How Machine Learning Help in Detecting Credit Card Fraud
Some credit card owners may have experienced their purchase or transaction declined especially if the transaction is in unusually big amount. In order to solve it, the credit card owner must call their credit card company to authorize the transaction. Although it can be seen as a hassle, but this proves the length that credit card company went through to ensure the safety of its customer from fraud. This will be super helpful if someone stole your credit card and make unauthorized purchase. You may wonder how they can recognize that you are the one using the credit card, whether there is someone behind the screen checking all the transaction made or if a robot did the job. The latter is half correct, robot consist of program and codes just like the machine learning that credit card company use in detecting credit card fraud.
The underlying analysis in detecting credit card fraud is the cardholder’ spending behaviour. There are 5 main variable types used in the analysis merchant type statistics, all transaction statistics, regional statistics, time-based number of transaction statistics and time-based amount statistics. The variables help in determining the cardholder’ general profile. The pattern from each statistic will be analysed using data mining, one of the machine learning techniques. Data mining allow user to extract information and discover pattern from data set. Data mining consist of many types of method and algorithm according to the objective. For predictions task, the method is divided into classification, regression, and time series. Usually in detecting credit card fraud risk, classification method is used. Classification has different type of algorithm such as decision trees, neural networks, support vector machine, Naïve Bayes, etc.

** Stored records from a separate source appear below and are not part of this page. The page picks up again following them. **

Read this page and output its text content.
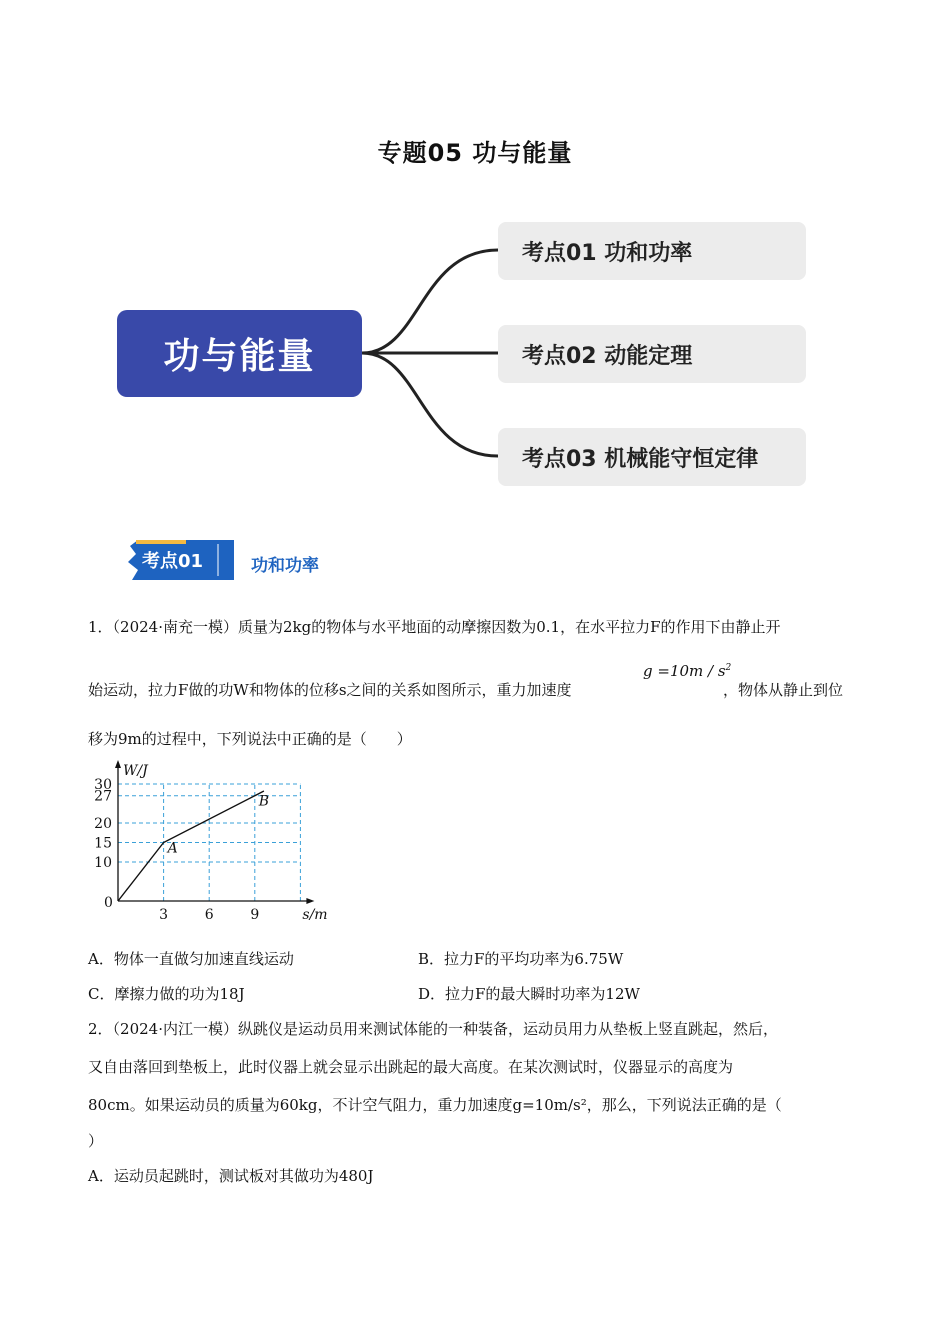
专题05 功与能量
功与能量
考点01 功和功率
考点02 动能定理
考点03 机械能守恒定律
考点01	功和功率
1．（2024·南充一模）质量为2kg的物体与水平地面的动摩擦因数为0.1，在水平拉力F的作用下由静止开
$g =10m / s^2$
始运动，拉力F做的功W和物体的位移s之间的关系如图所示，重力加速度	，物体从静止到位
移为9m的过程中，下列说法中正确的是（　　）
W/J
s/m
0
10
15
20
27
30
3	6	9
A
B
A．物体一直做匀加速直线运动	B．拉力F的平均功率为6.75W
C．摩擦力做的功为18J	D．拉力F的最大瞬时功率为12W
2．（2024·内江一模）纵跳仪是运动员用来测试体能的一种装备，运动员用力从垫板上竖直跳起，然后，
又自由落回到垫板上，此时仪器上就会显示出跳起的最大高度。在某次测试时，仪器显示的高度为
80cm。如果运动员的质量为60kg，不计空气阻力，重力加速度g=10m/s²，那么，下列说法正确的是（
）
A．运动员起跳时，测试板对其做功为480J
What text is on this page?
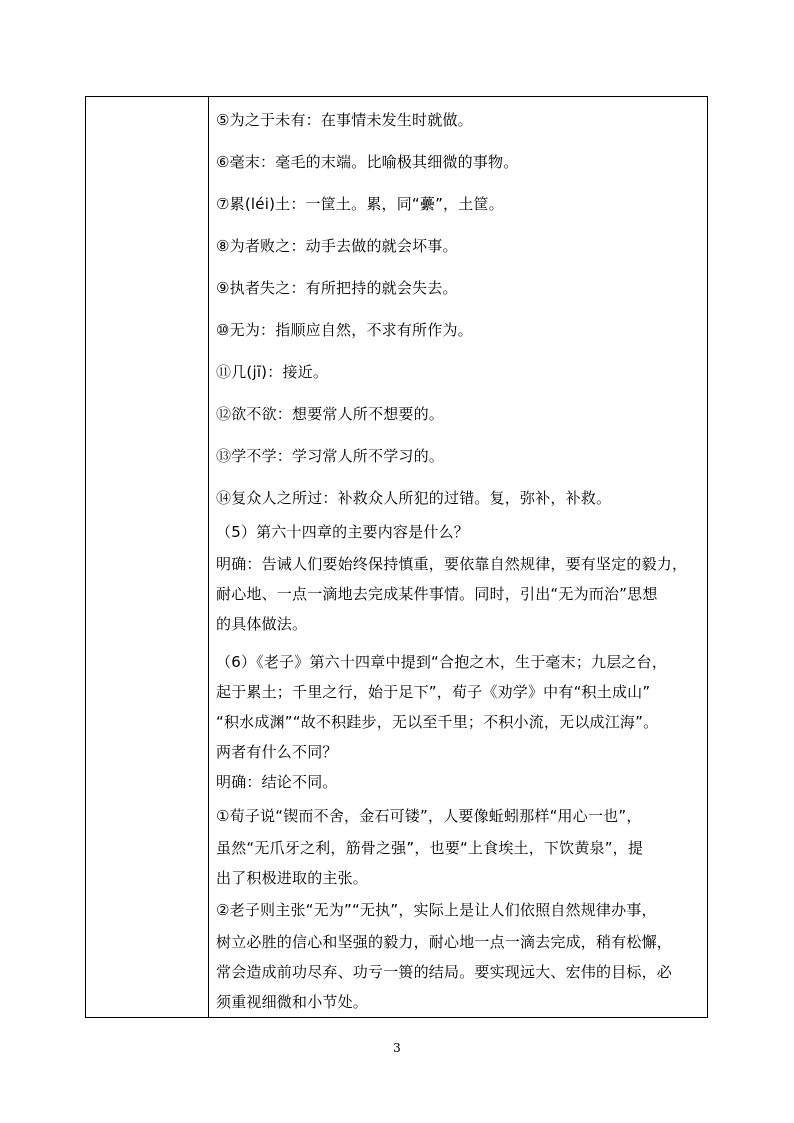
⑤为之于未有：在事情未发生时就做。
⑥毫末：毫毛的末端。比喻极其细微的事物。
⑦累(léi)土：一筐土。累，同“虆”，土筐。
⑧为者败之：动手去做的就会坏事。
⑨执者失之：有所把持的就会失去。
⑩无为：指顺应自然，不求有所作为。
⑪几(jī)：接近。
⑫欲不欲：想要常人所不想要的。
⑬学不学：学习常人所不学习的。
⑭复众人之所过：补救众人所犯的过错。复，弥补，补救。
（5）第六十四章的主要内容是什么？
明确：告诫人们要始终保持慎重，要依靠自然规律，要有坚定的毅力，
耐心地、一点一滴地去完成某件事情。同时，引出“无为而治”思想
的具体做法。
（6）《老子》第六十四章中提到“合抱之木，生于毫末；九层之台，
起于累土；千里之行，始于足下”，荀子《劝学》中有“积土成山”
“积水成渊”“故不积跬步，无以至千里；不积小流，无以成江海”。
两者有什么不同？
明确：结论不同。
①荀子说“锲而不舍，金石可镂”，人要像蚯蚓那样“用心一也”，
虽然“无爪牙之利，筋骨之强”，也要“上食埃土，下饮黄泉”，提
出了积极进取的主张。
②老子则主张“无为”“无执”，实际上是让人们依照自然规律办事，
树立必胜的信心和坚强的毅力，耐心地一点一滴去完成，稍有松懈，
常会造成前功尽弃、功亏一篑的结局。要实现远大、宏伟的目标，必
须重视细微和小节处。
3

In order to explain the system better, we will use a case of using random forest algorithm in data mining classification. Especially since random forest showed the best result in predicting fraud compared to other algorithms in research done in 2019. Random forest is an algorithm that can be used in classification or regression, it is named ‘forest’ because it consists of many decision trees. The decision trees will be run at the same time and the output will be determined by most decision tree output. Image below will help to visualize the algorithm.
The example decision tree besides, classify based on the amount spent and the time of the transaction. The class 1 represent fraudulent transaction meanwhile the class21 represent genuine transaction. If a transaction amount is $1000 and done at 3 AM then the transaction according to the decision tree will be considered fraudulent. This is just a simple model compared to the one used by the credit card company in detecting credit card fraud. There are many variables being considered and data used.